Blade was silent. It was an invitation that he did not feel like accepting. He had no objections to oral sex-he was a man of the world and had been a womanizer since his teens — but in this instance it was not the answer. Oral sex, to him, was only an adjunct, a pleasant enough fore-interlude to normal sex. And that he could not achieve. To hell, then, with any of it. Such were his feelings at the moment.
Meg spoke her feelings a moment later. She squinted at him and did not quite mask the pity or the contempt or the anger. It was not anything she could help-she was a woman, a disappointed woman, and she was a feline.
«A big chest, broad shoulders and legs like trees; they don't always tell the story, do they, Richard? But who would have guessed? Certainly I didn't. I thought we were going to have a wizard of a time in bed. Now it turns out that you are less than a man.»
Meg had finished her brandy and gone to the phone. She called a man, someone called Reggie, and spoke briefly. When she hung up she looked coldly at Blade, still at the bar, naked on his stool, hating himself and the world and wondering what had happened to him.
Meg put on a robe. «You had better dress and leave,» she told Blade. «I'm expecting someone. He'll be here soon.»
«So I heard.» He began to dress.
Before he left, Meg patted his cheek and kissed him. She smiled. «Richard, dear, don't be so glum. I'm sorry if I was nasty. But try to see my side-I'm one of those women who just have to have it once I get started. I like you a lot, you're very sweet and we can be good friends, but if you're impotent, incapable of satisfying me, then we had better know it, have it right out in the open and-«
He had almost struck her. Not a slap nor a backhand of contempt or insolence, but a blow of fury.
«I am not impotent,» he had yelled. «I am not incapable. I don't know what has happened, I do not understand, but I am neither of those things. I am not, goddamn it, I am not!»

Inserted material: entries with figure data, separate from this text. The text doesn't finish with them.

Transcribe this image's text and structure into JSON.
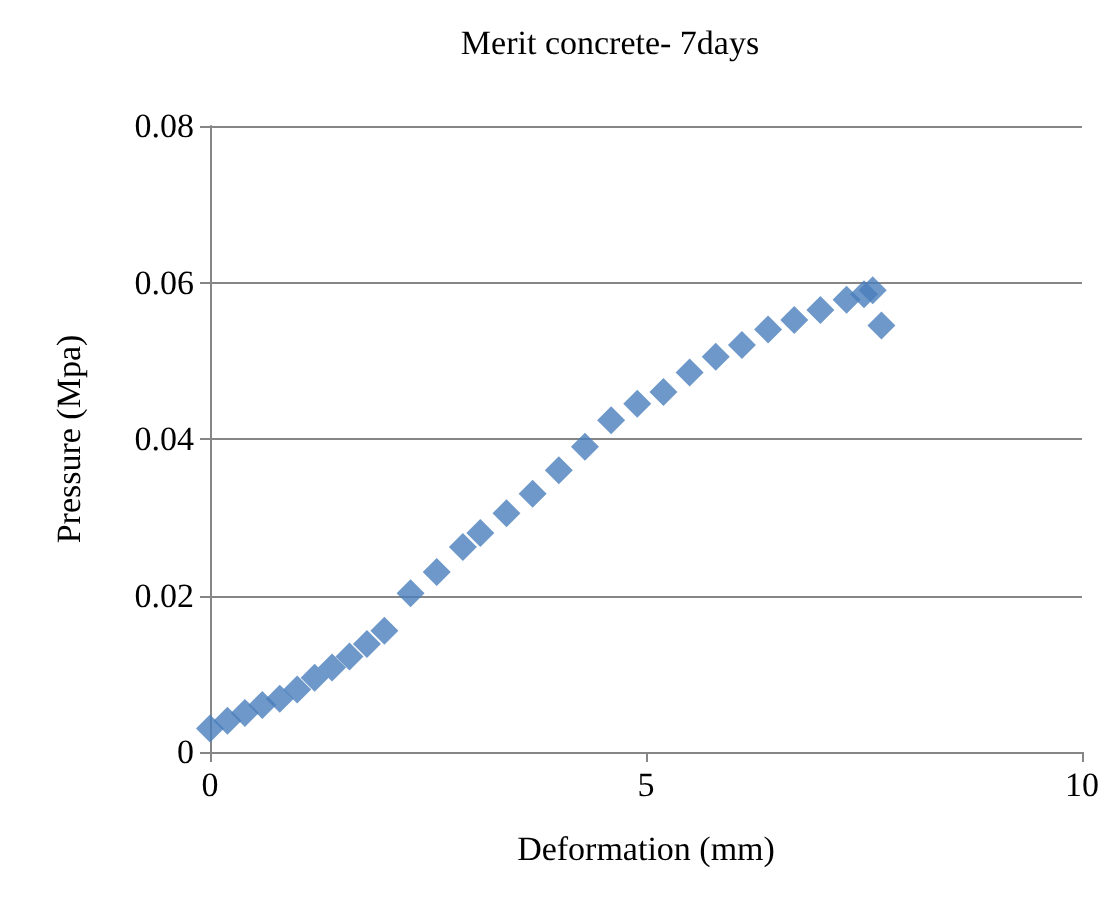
{
  "chart_data": {
    "type": "scatter",
    "title": "Merit concrete- 7days",
    "xlabel": "Deformation (mm)",
    "ylabel": "Pressure (Mpa)",
    "x": [
      0,
      0.2,
      0.4,
      0.6,
      0.8,
      1.0,
      1.2,
      1.4,
      1.6,
      1.8,
      2.0,
      2.3,
      2.6,
      2.9,
      3.1,
      3.4,
      3.7,
      4.0,
      4.3,
      4.6,
      4.9,
      5.2,
      5.5,
      5.8,
      6.1,
      6.4,
      6.7,
      7.0,
      7.3,
      7.5,
      7.6,
      7.7
    ],
    "values": [
      0.003,
      0.004,
      0.005,
      0.006,
      0.0068,
      0.008,
      0.0095,
      0.0108,
      0.0122,
      0.0138,
      0.0155,
      0.0203,
      0.023,
      0.0262,
      0.028,
      0.0305,
      0.033,
      0.036,
      0.039,
      0.0424,
      0.0445,
      0.046,
      0.0485,
      0.0505,
      0.052,
      0.054,
      0.0552,
      0.0565,
      0.0578,
      0.0585,
      0.059,
      0.0545
    ],
    "color": "#4a7ebb",
    "marker": "diamond",
    "xlim": [
      0,
      10
    ],
    "xticks": [
      0,
      5,
      10
    ],
    "ylim": [
      0,
      0.08
    ],
    "yticks": [
      0,
      0.02,
      0.04,
      0.06,
      0.08
    ],
    "grid": "y"
  }
}
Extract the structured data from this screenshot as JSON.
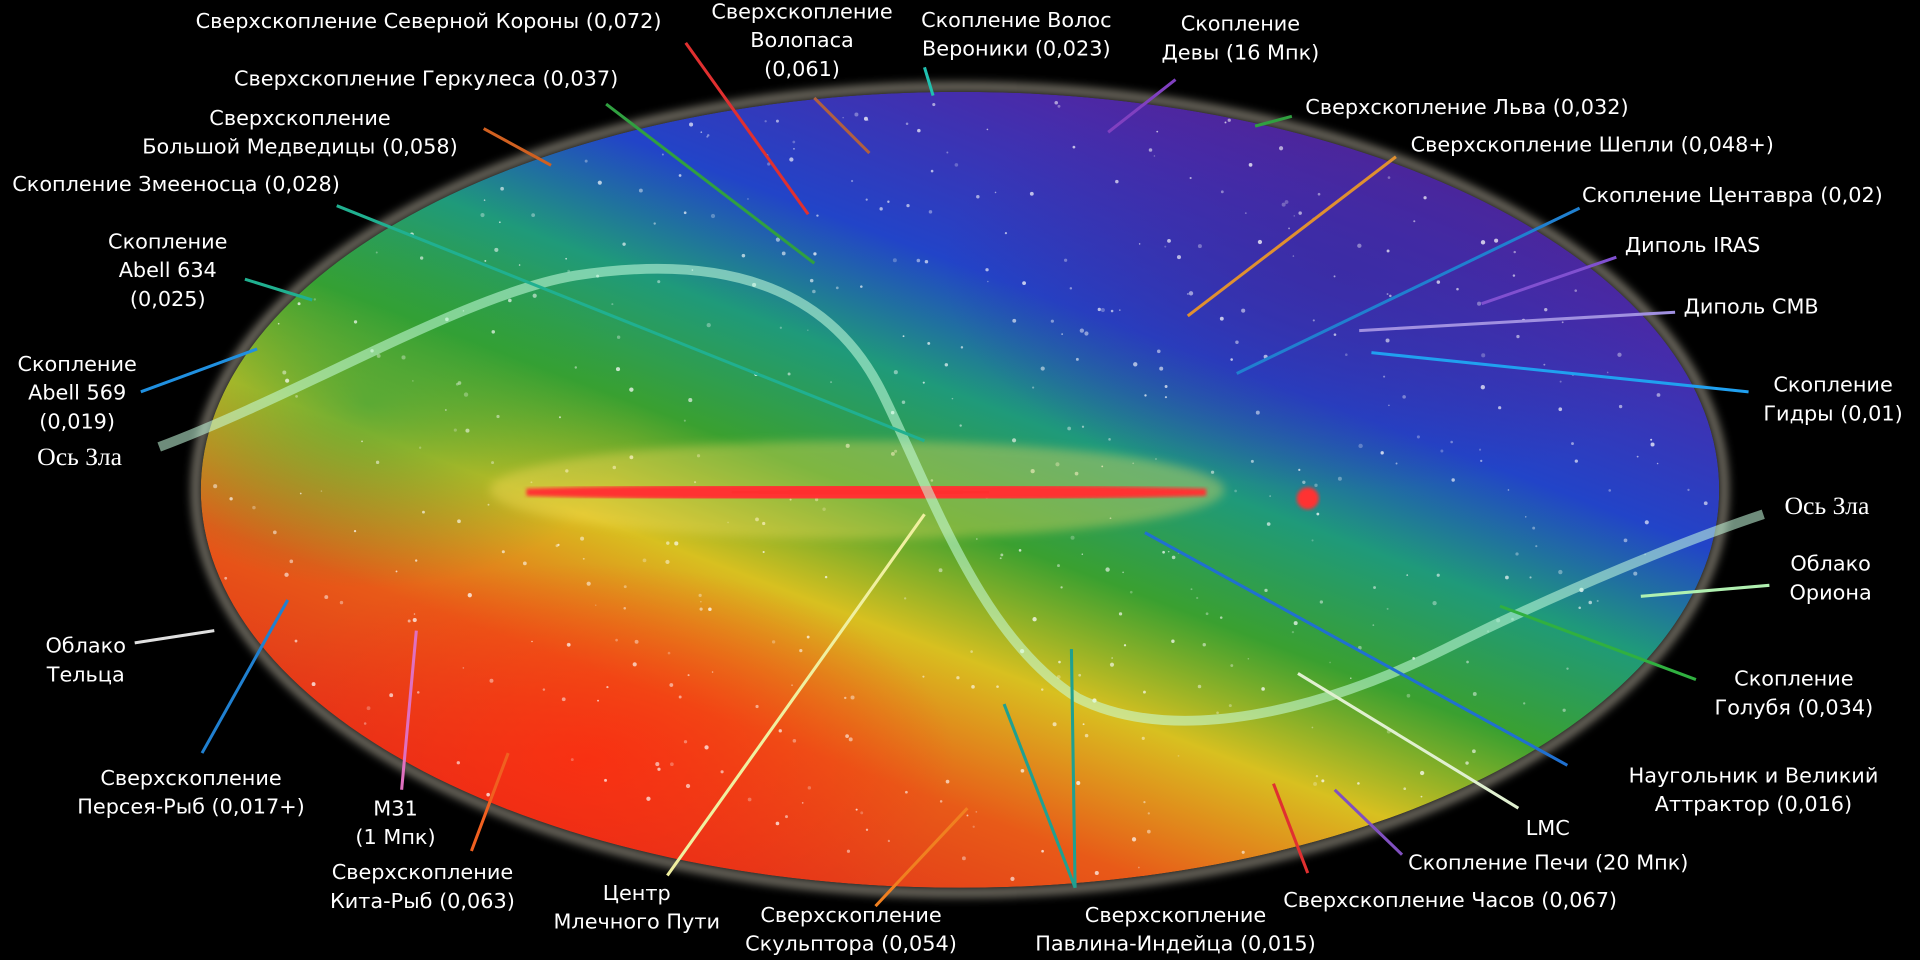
{
  "labels": [
    {
      "lines": [
        "Сверхскопление Северной Короны (0,072)"
      ]
    },
    {
      "lines": [
        "Сверхскопление",
        "Волопаса",
        "(0,061)"
      ]
    },
    {
      "lines": [
        "Скопление Волос",
        "Вероники (0,023)"
      ]
    },
    {
      "lines": [
        "Скопление",
        "Девы (16 Мпк)"
      ]
    },
    {
      "lines": [
        "Сверхскопление Геркулеса (0,037)"
      ]
    },
    {
      "lines": [
        "Сверхскопление Льва (0,032)"
      ]
    },
    {
      "lines": [
        "Сверхскопление",
        "Большой Медведицы (0,058)"
      ]
    },
    {
      "lines": [
        "Сверхскопление Шепли (0,048+)"
      ]
    },
    {
      "lines": [
        "Скопление Змееносца (0,028)"
      ]
    },
    {
      "lines": [
        "Скопление Центавра (0,02)"
      ]
    },
    {
      "lines": [
        "Скопление",
        "Abell 634",
        "(0,025)"
      ]
    },
    {
      "lines": [
        "Диполь IRAS"
      ]
    },
    {
      "lines": [
        "Диполь CMB"
      ]
    },
    {
      "lines": [
        "Скопление",
        "Abell 569",
        "(0,019)"
      ]
    },
    {
      "lines": [
        "Скопление",
        "Гидры (0,01)"
      ]
    },
    {
      "lines": [
        "Облако",
        "Ориона"
      ]
    },
    {
      "lines": [
        "Облако",
        "Тельца"
      ]
    },
    {
      "lines": [
        "Скопление",
        "Голубя (0,034)"
      ]
    },
    {
      "lines": [
        "Сверхскопление",
        "Персея-Рыб (0,017+)"
      ]
    },
    {
      "lines": [
        "Наугольник и Великий",
        "Аттрактор (0,016)"
      ]
    },
    {
      "lines": [
        "М31",
        "(1 Мпк)"
      ]
    },
    {
      "lines": [
        "LMC"
      ]
    },
    {
      "lines": [
        "Сверхскопление",
        "Кита-Рыб (0,063)"
      ]
    },
    {
      "lines": [
        "Скопление Печи (20 Мпк)"
      ]
    },
    {
      "lines": [
        "Центр",
        "Млечного Пути"
      ]
    },
    {
      "lines": [
        "Сверхскопление Часов (0,067)"
      ]
    },
    {
      "lines": [
        "Сверхскопление",
        "Скульптора (0,054)"
      ]
    },
    {
      "lines": [
        "Сверхскопление",
        "Павлина-Индейца (0,015)"
      ]
    }
  ],
  "axis_labels": [
    "Ось Зла",
    "Ось Зла"
  ]
}
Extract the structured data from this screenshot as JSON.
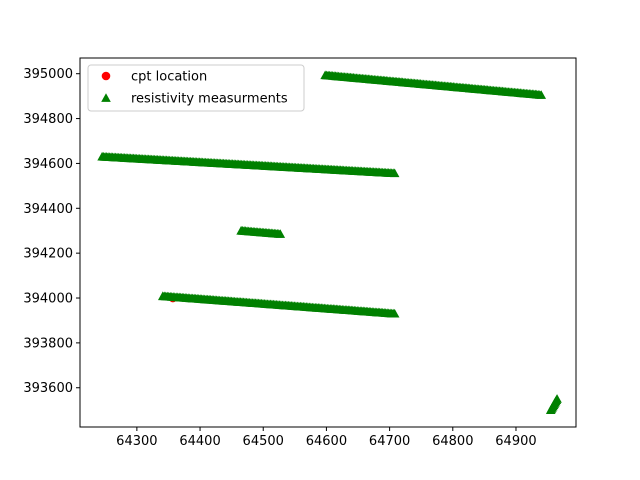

Meg did not guess how near she was to harm. She put her fingers on his mouth. «Richard, please. The people across the hall-and anyway you may be right. I'll tell you what, darling. We'll try again, shall we? Once more, Richard, and then if nothing happens, at least we'll know that we are not for each other. Now you really must go… my friend will be here soon.»
Blade had slunk away, there was no other word for it, humiliated and disgusted. He drove down to Dorset, to his cottage on the Cha
A taxi nearly struck Blade as he crossed Davies Street. The driver leaned to shake a fist at the big man. «Why the bleeding 'ell don't yer look where yer going, guv! The bloody effing street ain't no place to go dreaming.»
Blade nodded and waved. The man was right. He turned into Mount Row and headed for Carlos Place. Meg was waiting. She had given him this last chance.
Blade could not understand why he was going back to Meg's place. He was a proud man, even an arrogant man at times, and he had no ill opinion of himself. He had earned every decoration the British Government could bestow; he had seven times faced the terrors of Dimension X and survived; in brain and physique he considered himself the equal of any man in the world.
Yet a limp bit of flesh between his legs was making a fool and a coward of him.
He did not really want to go to Meg's flat. He did not want to see Meg again. Or did he? Was he lying to himself? Did he want to see her, for one purpose-to show her how wrong she was?
He had reached her flat now and stood still, his finger poised over the button, hesitating in the foyer like a school boy about to enter his first brothel. People brushed past him, coming and going, and he did not see them.